详解基于Linux下正则表达式（基本正则和扩展正则命令使用实例）-巨人网络通讯

详解基于Linux下正则表达式（基本正则和扩展正则命令使用实例）

前言

正则表达式应用广泛，在绝大多数的编程语言都可以完美应用，在Linux中，也有着极大的用处。

使用正则表达式，可以有效的筛选出需要的文本，然后结合相应的支持的工具或语言，完成任务需求。

在本篇博客中，我们使用grep/egrep来完成对正则表达式的调用，其实也可以使用sed等工具，但是sed的使用极大的需要正则表达式，为了在后面sed篇的书写，就只能这样排序了，有需要的朋友可以把这两篇一起来看。

正则表达式的类型

正则表达式可以使用正则表达式引擎实现，正则表达式引擎是解释正则表达式模式并使用这些模式匹配文本的基础软件。

在Linux中，常用的正则表达式有：

- POSIX 基本正则表达式（BRE）引擎

- POSIX 扩展正则表达式（BRE）引擎

基本正则表达式的基本使用

环境文本准备

[root@service99 ~]# mkdir /opt/regular
[root@service99 ~]# cd /opt/regular
[root@service99 regular]# pwd
/opt/regular
[root@service99 regular]# cp /etc/passwd temp_passwd

纯文本

纯文本可以完全匹配对应的单词，需要注意的有正则表达式模式严格区分大小写。

//grep --color 主要是可以将匹配到的文本高亮显示，这样便于观察效果
[root@service99 regular]# grep --color "root" temp_passwd 
root:x:0:0:root:/root:/bin/bash
operator:x:11:0:operator:/root:/sbin/nologin

在正则表达式中，不必局限于完整的单词，所定义的文本出现在数据流的任意位置，正则表达式都将匹配。

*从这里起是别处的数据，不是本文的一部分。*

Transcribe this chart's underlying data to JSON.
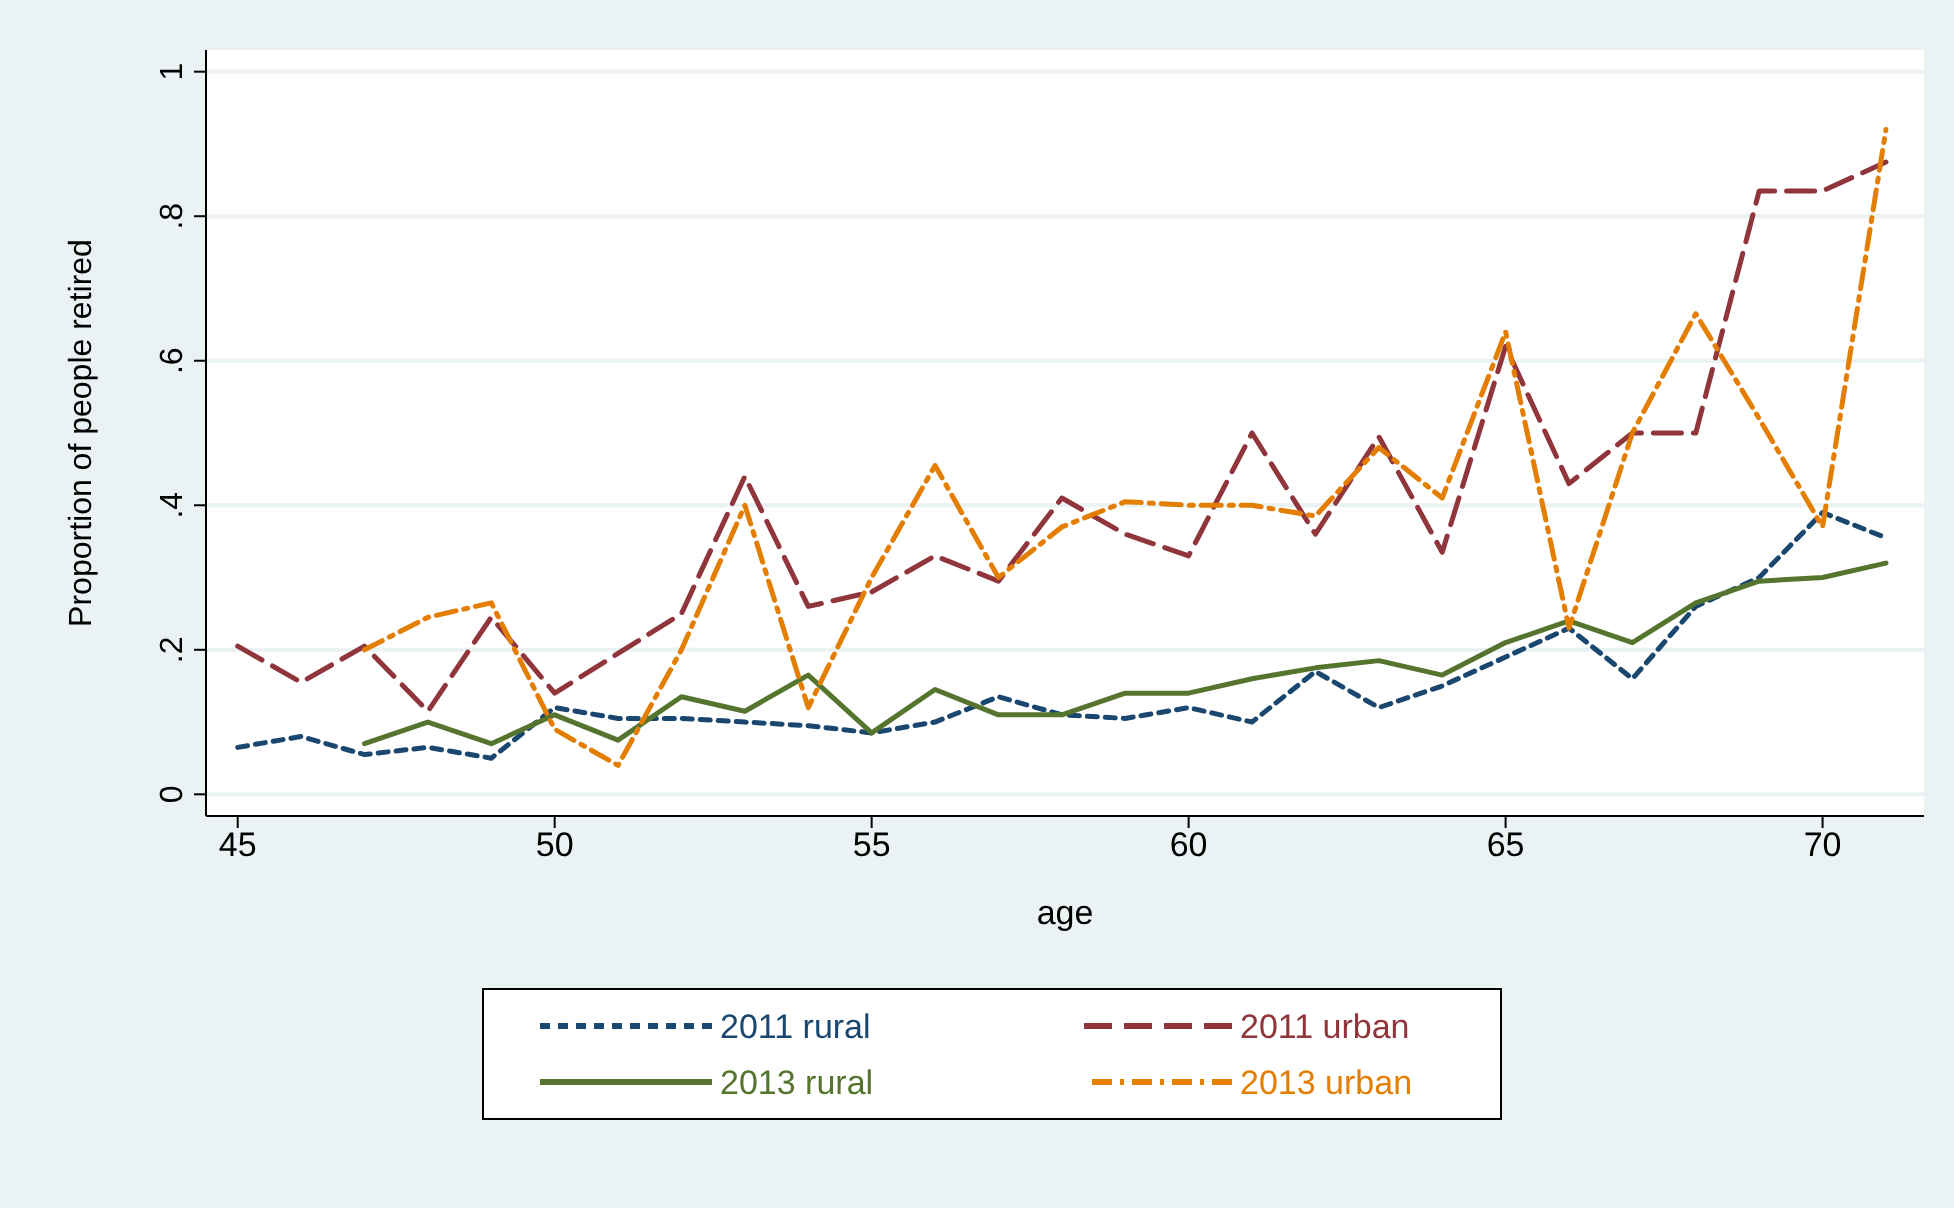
{
  "chart_data": {
    "type": "line",
    "xlabel": "age",
    "ylabel": "Proportion of people retired",
    "x": [
      45,
      46,
      47,
      48,
      49,
      50,
      51,
      52,
      53,
      54,
      55,
      56,
      57,
      58,
      59,
      60,
      61,
      62,
      63,
      64,
      65,
      66,
      67,
      68,
      69,
      70,
      71
    ],
    "series": [
      {
        "name": "2011 rural",
        "color": "#1a476f",
        "line_style": "dotted",
        "values": [
          0.065,
          0.08,
          0.055,
          0.065,
          0.05,
          0.12,
          0.105,
          0.105,
          0.1,
          0.095,
          0.085,
          0.1,
          0.135,
          0.11,
          0.105,
          0.12,
          0.1,
          0.17,
          0.12,
          0.15,
          0.19,
          0.23,
          0.16,
          0.26,
          0.3,
          0.39,
          0.355
        ]
      },
      {
        "name": "2011 urban",
        "color": "#90353b",
        "line_style": "dashed",
        "values": [
          0.205,
          0.155,
          0.205,
          0.115,
          0.245,
          0.14,
          0.195,
          0.25,
          0.44,
          0.26,
          0.28,
          0.33,
          0.295,
          0.41,
          0.36,
          0.33,
          0.5,
          0.36,
          0.495,
          0.335,
          0.62,
          0.43,
          0.5,
          0.5,
          0.835,
          0.835,
          0.875
        ]
      },
      {
        "name": "2013 rural",
        "color": "#55752f",
        "line_style": "solid",
        "values": [
          null,
          null,
          0.07,
          0.1,
          0.07,
          0.11,
          0.075,
          0.135,
          0.115,
          0.165,
          0.085,
          0.145,
          0.11,
          0.11,
          0.14,
          0.14,
          0.16,
          0.175,
          0.185,
          0.165,
          0.21,
          0.24,
          0.21,
          0.265,
          0.295,
          0.3,
          0.32
        ]
      },
      {
        "name": "2013 urban",
        "color": "#e37e00",
        "line_style": "dashdot",
        "values": [
          null,
          null,
          0.2,
          0.245,
          0.265,
          0.09,
          0.04,
          0.2,
          0.4,
          0.12,
          0.3,
          0.455,
          0.3,
          0.37,
          0.405,
          0.4,
          0.4,
          0.385,
          0.48,
          0.41,
          0.64,
          0.23,
          0.5,
          0.665,
          0.52,
          0.37,
          0.92
        ]
      }
    ],
    "xlim": [
      44.5,
      71.6
    ],
    "xticks": [
      45,
      50,
      55,
      60,
      65,
      70
    ],
    "ylim": [
      -0.03,
      1.03
    ],
    "yticks": [
      {
        "value": 0,
        "label": "0"
      },
      {
        "value": 0.2,
        "label": ".2"
      },
      {
        "value": 0.4,
        "label": ".4"
      },
      {
        "value": 0.6,
        "label": ".6"
      },
      {
        "value": 0.8,
        "label": ".8"
      },
      {
        "value": 1,
        "label": "1"
      }
    ],
    "grid": "y",
    "legend": "bottom",
    "marker": "none"
  }
}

[root@service99 regular]# ifconfig eth1 | grep --color "add"
eth1   Link encap:Ethernet HWaddr 54:52:01:01:99:02 
     inet addr:192.168.2.99 Bcast:192.168.2.255 Mask:255.255.255.0
     inet6 addr: fe80::5652:1ff:fe01:9902/64 Scope:Link

当然也不必局限于单独的单词，也可以在文本字符串中出现空格和数字。

[root@service99 regular]# echo "This is line number 1" | grep --color "ber 1"
This is line number 1

特殊字符

在正则表达式模式中使用文本字符串时，有一个问题需要注意。

在正则表达式中定义文本字符串时有几个例外，正则表达式赋予了它们特殊的含义，如果在文本中使用这些特殊字符，有可能得不到预期的效果。

正则表达式认可的特殊字符：

复制代码代码如下:

.*[]^${}+?|()

如果想要使用这些特殊字符作为普通的文本字符，就需要转义（escape）它，即是在该字符前添加一个特殊字符，向正则表达式引擎说明：它应该将下一个字符解释为普通文本字符。

实现该功能的特殊字符是：“\”反斜杠字符

[root@service99 regular]# echo "This cat is $4.99" //双引号不会屏蔽特殊符号，所以系统会读取变量4.99的值，然而当前系统并没有该变量，就显示为空  
This cat is .99
[root@service99 regular]# echo "This cat is \$4.99"  //使用"\"转义$
This cat is $4.99
[root@service99 regular]# echo 'This cat is \$4.99'  //单引号屏蔽元字符$
This cat is \$4.99
[root@service99 regular]# echo 'This cat is $4.99' 
This cat is $4.99
[root@service99 regular]# cat price.txt 
This price is $4.99
hello,world!
$5.00
#$#$
This is "\".
[root@service99 regular]# grep --color '\\' price.txt 
This is "\".

定位符

从头开始

脱字符（^）尖角号定义从数据流中文本行开头开始的模式。

[root@service99 regular]# grep --color '^h' price.txt  //以字母h开头的行
hello,world!
[root@service99 regular]# grep --color '^$' price.txt //无输出结果，由于没有屏蔽特殊含义
[root@service99 regular]# grep --color '^\$' price.txt   //以$符号开头的行
$5.00
[root@service99 regular]# echo "This is ^ test. " >> price.txt 
[root@service99 regular]# cat price.txt 
This price is $4.99
hello,world!
$5.00
#$#$
This is "\".
This is ^ test. 
[root@service99 regular]# grep --color '^' price.txt //直接使用会显示所有的内容
This price is $4.99
hello,world!
$5.00
#$#$
This is "\".
This is ^ test. 
[root@service99 regular]# grep --color '\^' price.txt //单独使用，并在最前面时需要屏蔽
This is ^ test. 
[root@service99 regular]# grep --color 'is ^' price.txt //符号不在最前面时，无需屏蔽，直接使用即可
This is ^ test.

查找结尾

美元符号$特殊字符定义结尾定位，在文本模式之后添加这个特殊字符表示数据行必须以此文本模式结束。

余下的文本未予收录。